You, the multitalented headmaster, are able to run these queries on the database directly, and discover they are returning that data you expected. Logically, the issue must be happening somewhere in the Laravel magic.

After a little digging, you discover that the issue is occurring when Laravel attempts to associate the students from the PERSONS query back to the results from the ENROLLMENTS query. Laravel does this by matching up each person on the PERSONS result to that person's identifier on the ENROLLMENTS result. The ENROLLMENTS table stores this identifier in a column titled ‘person_id’. However, the COURSES table also has a column titled ‘person_id’ which is a reference to the course’s professor. This is where the problem begins.

As it is written, the SQL query will retrieve both of these values from the database. When Laravel gets the information back, it keeps only one of the two ‘person_id’ values—specifically, the last it processes. Because the professor’s person identifier always comes last, Laravel keeps that instead of the students'. When Laravel then tries to match each student to a record of enrollment, it can’t because it can’t find the student’s identifier in the list of enrollments. This makes it appear as though no student is taking Potions.
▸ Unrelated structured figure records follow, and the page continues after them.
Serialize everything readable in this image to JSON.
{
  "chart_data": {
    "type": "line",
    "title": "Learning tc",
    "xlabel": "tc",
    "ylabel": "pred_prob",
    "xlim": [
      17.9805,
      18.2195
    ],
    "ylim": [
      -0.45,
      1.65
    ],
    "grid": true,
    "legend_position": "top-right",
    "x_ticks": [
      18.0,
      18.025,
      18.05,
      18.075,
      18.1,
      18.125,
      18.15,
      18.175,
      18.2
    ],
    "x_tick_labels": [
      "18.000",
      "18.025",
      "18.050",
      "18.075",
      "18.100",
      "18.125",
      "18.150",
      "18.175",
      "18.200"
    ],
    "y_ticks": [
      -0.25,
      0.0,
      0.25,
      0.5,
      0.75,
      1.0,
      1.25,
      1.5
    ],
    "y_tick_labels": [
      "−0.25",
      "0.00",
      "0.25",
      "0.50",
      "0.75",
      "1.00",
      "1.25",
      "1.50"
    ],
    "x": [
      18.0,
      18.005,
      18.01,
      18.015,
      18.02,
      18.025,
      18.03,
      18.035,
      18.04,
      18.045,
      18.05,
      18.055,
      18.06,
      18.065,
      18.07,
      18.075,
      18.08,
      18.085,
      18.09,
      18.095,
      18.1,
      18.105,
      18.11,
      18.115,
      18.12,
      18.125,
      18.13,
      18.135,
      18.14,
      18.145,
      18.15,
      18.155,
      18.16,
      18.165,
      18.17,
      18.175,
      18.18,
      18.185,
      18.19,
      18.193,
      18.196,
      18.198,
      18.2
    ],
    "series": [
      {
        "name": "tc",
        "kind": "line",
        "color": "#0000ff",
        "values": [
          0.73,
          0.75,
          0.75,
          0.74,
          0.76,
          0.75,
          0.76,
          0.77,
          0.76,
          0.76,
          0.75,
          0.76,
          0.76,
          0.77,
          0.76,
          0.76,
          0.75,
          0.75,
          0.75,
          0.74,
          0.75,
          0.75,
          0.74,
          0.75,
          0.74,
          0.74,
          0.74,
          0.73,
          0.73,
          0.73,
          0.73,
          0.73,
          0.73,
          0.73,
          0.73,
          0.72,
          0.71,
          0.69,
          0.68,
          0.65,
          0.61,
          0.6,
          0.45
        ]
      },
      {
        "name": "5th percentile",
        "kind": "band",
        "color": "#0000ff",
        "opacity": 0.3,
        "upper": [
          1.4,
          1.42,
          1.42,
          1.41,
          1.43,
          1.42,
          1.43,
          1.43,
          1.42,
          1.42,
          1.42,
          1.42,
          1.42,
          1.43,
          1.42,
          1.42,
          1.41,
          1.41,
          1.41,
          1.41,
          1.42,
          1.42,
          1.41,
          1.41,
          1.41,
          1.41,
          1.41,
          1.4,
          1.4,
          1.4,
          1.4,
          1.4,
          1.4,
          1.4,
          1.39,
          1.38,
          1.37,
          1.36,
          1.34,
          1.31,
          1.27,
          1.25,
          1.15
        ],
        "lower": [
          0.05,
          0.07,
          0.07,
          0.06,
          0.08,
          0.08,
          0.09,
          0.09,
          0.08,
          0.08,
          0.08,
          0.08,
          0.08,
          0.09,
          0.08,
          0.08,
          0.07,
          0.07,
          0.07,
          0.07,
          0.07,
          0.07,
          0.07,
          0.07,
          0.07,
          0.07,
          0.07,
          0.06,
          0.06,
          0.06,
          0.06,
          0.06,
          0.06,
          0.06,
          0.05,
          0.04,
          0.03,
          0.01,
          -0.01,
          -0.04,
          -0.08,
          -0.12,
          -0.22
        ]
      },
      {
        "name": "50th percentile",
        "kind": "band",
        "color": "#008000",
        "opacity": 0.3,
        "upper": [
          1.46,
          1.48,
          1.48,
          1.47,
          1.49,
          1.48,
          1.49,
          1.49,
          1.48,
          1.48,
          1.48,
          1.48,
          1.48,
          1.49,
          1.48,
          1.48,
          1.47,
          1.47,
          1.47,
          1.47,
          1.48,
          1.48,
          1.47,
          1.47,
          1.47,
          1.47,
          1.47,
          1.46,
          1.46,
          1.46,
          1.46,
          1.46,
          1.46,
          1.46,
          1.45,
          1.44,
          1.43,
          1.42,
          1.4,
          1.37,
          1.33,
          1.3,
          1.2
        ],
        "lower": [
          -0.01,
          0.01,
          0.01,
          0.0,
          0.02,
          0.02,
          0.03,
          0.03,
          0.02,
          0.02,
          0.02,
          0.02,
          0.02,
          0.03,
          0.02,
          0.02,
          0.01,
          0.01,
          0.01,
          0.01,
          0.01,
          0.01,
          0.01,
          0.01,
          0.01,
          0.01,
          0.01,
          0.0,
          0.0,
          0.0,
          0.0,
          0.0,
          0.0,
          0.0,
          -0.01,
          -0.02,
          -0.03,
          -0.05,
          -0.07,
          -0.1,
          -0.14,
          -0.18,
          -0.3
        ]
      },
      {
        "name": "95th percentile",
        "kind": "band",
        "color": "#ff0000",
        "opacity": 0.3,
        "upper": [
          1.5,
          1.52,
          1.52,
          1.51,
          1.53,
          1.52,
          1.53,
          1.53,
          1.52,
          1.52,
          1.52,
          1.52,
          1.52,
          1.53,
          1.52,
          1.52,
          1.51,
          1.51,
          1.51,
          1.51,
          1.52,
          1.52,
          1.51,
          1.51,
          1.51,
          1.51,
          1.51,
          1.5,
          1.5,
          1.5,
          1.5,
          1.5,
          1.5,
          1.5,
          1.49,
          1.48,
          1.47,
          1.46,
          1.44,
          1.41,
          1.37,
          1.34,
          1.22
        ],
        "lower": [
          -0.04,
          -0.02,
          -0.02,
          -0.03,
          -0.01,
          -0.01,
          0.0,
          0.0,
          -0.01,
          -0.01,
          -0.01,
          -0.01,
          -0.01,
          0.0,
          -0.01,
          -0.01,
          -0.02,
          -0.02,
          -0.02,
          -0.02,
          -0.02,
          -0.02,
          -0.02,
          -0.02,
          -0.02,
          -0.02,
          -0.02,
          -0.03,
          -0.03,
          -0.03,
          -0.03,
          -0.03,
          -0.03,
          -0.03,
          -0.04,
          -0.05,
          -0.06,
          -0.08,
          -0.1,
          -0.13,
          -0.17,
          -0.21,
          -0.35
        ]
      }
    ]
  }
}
It was assumed in the original Laravel query that the ‘magic’ behind Laravel would know that it needed to keep the ‘person_id‘ from the ENROLLMENTS table. The solution, you quickly see, is for Laravel to only retrieve the first foreign key (or nothing from the COURSES table):

$persons = Person::where("age", 17) ->where('is_student', true) ->with([ 'enrollments' => function ($query) { $query->join('courses', 'courses.id', '=', 'enrollments.course_id') ->select('enrollments.*') ->where('courses.name' = 'Potions'); } ]);

Situations similar to this are familiar to developers, occasionally with inelegant workarounds. The moral of the story above isn’t that we can’t trust frameworks and other third-party code to act as we suspect them to—that’s why we use them. But no code is infallible and no third-party code is tailored to one particular application, so these situations will always arise. Delving into what makes this magic work to understand its limitations and caveats may be time-consuming, but the knowledge enables us to build better applications for our clients.


1 Laravel is using Eloquent ORM as the system to handling the interaction with the database. Laravel is being used as an umbrella term to reduce jargon in the article. 2 This, of course, would be done with ids in the real world.


Technical Summary: When using Laravel’s Eloquent to join two tables in the constraints of an eager loaded query, be sure to use the select method in the query builder to get the proper foreign key on the eager loaded table if the table it is joining with has a column with the same name (and possibly different value). Eloquent does not magically do this for you. It will overwrite any duplicate column values the query retrieves. After retrieving the data, when it attempts to associate the eager loaded models with the relation that is loading them, it will use the column value from the joined table as the foreign key. This assigns the relations incorrectly, with likely false results.